There is a need to return to the 20 per cent rate of capital gains tax for transactions involving active companies, he contends. “The 33 per cent rate incentivises Irish people to invest in internationally quoted companies like Google or Apple instead of businesses here in Ireland. And the tax reliefs we have are misdirected and don’t work.”
He believes the country is well placed to provide additional supports to founders and early stage businesses and should not allow the opportunity to pass. “We are in a fantastic place with super talent coming out of FDI companies,” he says. “We need to invest in that. The tailwinds that brought the FDI here have gone, and we need to support indigenous business as that is the only thing we are in control of as a country. What President Trump is doing will determine where FDI goes. We can’t do anything about that. But we can support Irish people to start businesses here.

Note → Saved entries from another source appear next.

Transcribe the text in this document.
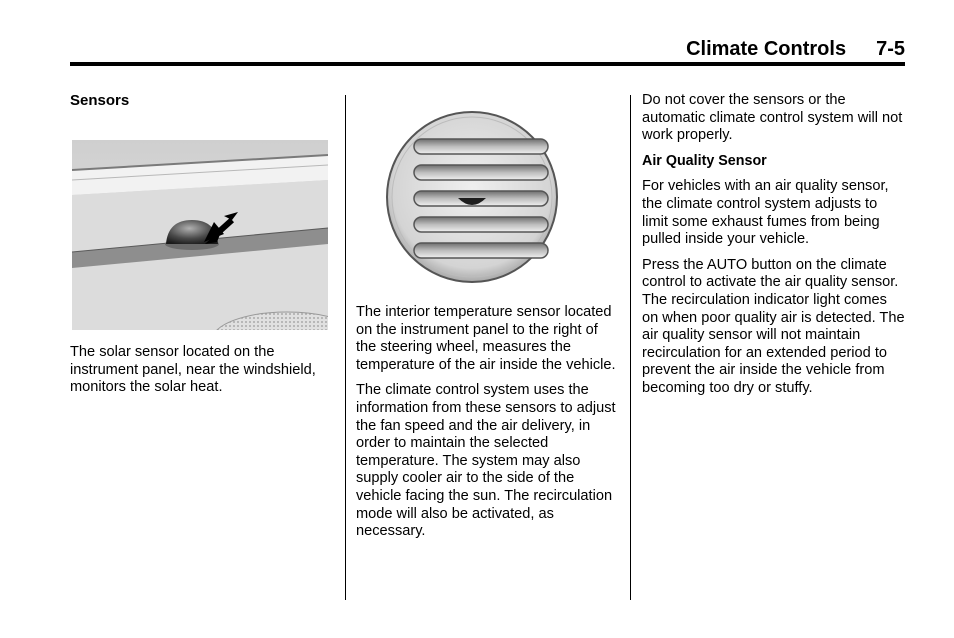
Climate Controls 7-5
Sensors

The solar sensor located on the instrument panel, near the windshield, monitors the solar heat.

The interior temperature sensor located on the instrument panel to the right of the steering wheel, measures the temperature of the air inside the vehicle.

The climate control system uses the information from these sensors to adjust the fan speed and the air delivery, in order to maintain the selected temperature. The system may also supply cooler air to the side of the vehicle facing the sun. The recirculation mode will also be activated, as necessary.

Do not cover the sensors or the automatic climate control system will not work properly.

Air Quality Sensor

For vehicles with an air quality sensor, the climate control system adjusts to limit some exhaust fumes from being pulled inside your vehicle.

Press the AUTO button on the climate control to activate the air quality sensor. The recirculation indicator light comes on when poor quality air is detected. The air quality sensor will not maintain recirculation for an extended period to prevent the air inside the vehicle from becoming too dry or stuffy.
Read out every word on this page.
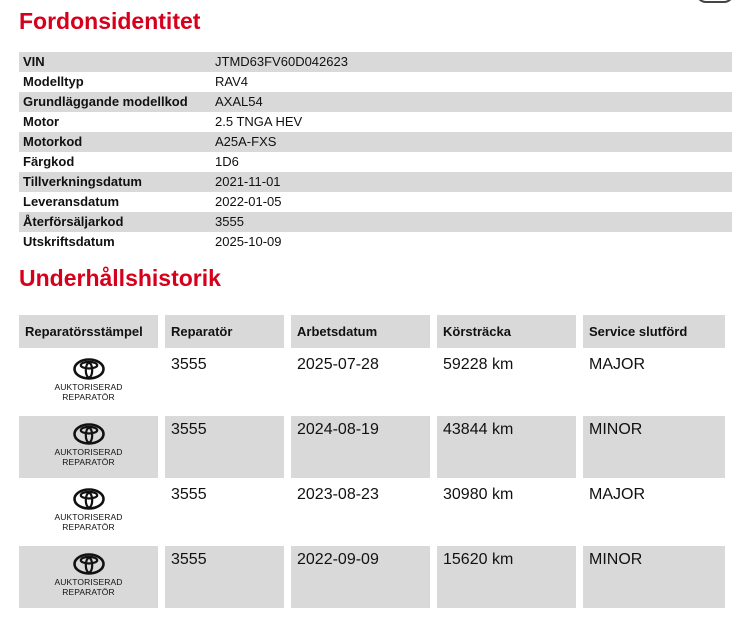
Fordonsidentitet
VIN	JTMD63FV60D042623
Modelltyp	RAV4
Grundläggande modellkod	AXAL54
Motor	2.5 TNGA HEV
Motorkod	A25A-FXS
Färgkod	1D6
Tillverkningsdatum	2021-11-01
Leveransdatum	2022-01-05
Återförsäljarkod	3555
Utskriftsdatum	2025-10-09
Underhållshistorik
Reparatörsstämpel	Reparatör	Arbetsdatum	Körsträcka	Service slutförd

AUKTORISERAD
REPARATÖR	3555	2025-07-28	59228 km	MAJOR

AUKTORISERAD
REPARATÖR	3555	2024-08-19	43844 km	MINOR

AUKTORISERAD
REPARATÖR	3555	2023-08-23	30980 km	MAJOR

AUKTORISERAD
REPARATÖR	3555	2022-09-09	15620 km	MINOR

“We are at a great starting point, if we don’t mess it up,” he continues. “We have a wonderful opportunity to build a great economy. We need to control what we can control and make it easier for early stage and scaling companies to succeed.”
‘Venture capital helps businesses that have already got out of the traps and are doing well. It’s how we support companies at the very early stages that matters most’
He points to the long-term benefits of supporting entrepreneurs and the downside of failing to do so. “People who set up successful businesses usually go on to set up other successful businesses,” he points out. “Our tax regime drives people out of the country. A huge number of Irish businesspeople are not tax resident here. Nearly all the successful people have been driven out of the country. They need to think long and hard about staying here. I could have moved abroad and bought a nice villa somewhere and paid no tax, but I love this country, and I had young children and wanted to stay here.”
He describes that decision as almost like paying a voluntary tax.
“Back in the noughties we had a 20 per cent rate of [capital gains tax] on M&A gains and pretty much nobody went offshore back then,” he continues. “Now it’s the norm rather than the exception for people with big windfalls to go abroad. It’s natural for them to spend and invest money near where they are living and not back home in Ireland. That’s a crazy financial and economic policy. Keeping them here makes so much sense.”
He believes a reduction in capital gains tax would be far more impactful than tax reliefs, regardless of how generous they might be. “Entrepreneurs and investors are going for the big prize,” he says. “They aren’t motivated by tax relief. If they are, they’re looking at the wrong thing. And the EIIS doesn’t apply to a lot of people who have the money to invest in businesses. Their capital is held in companies and other vehicles and income tax relief isn’t a great motivator.”
He acknowledges that venture capital availability has improved over the years but again points out that this is of limited value. “It’s founders and entrepreneurs that start businesses, not venture capital funds,” he says. “Venture capital helps businesses that have already got out of the traps and are doing well. Global Shares never got venture capital funding, for example. It’s how we support companies at the very early stages that matters most. We need to unleash the animal spirit of entrepreneurs. But we can’t do that if we overtax them and drive them out of the country.”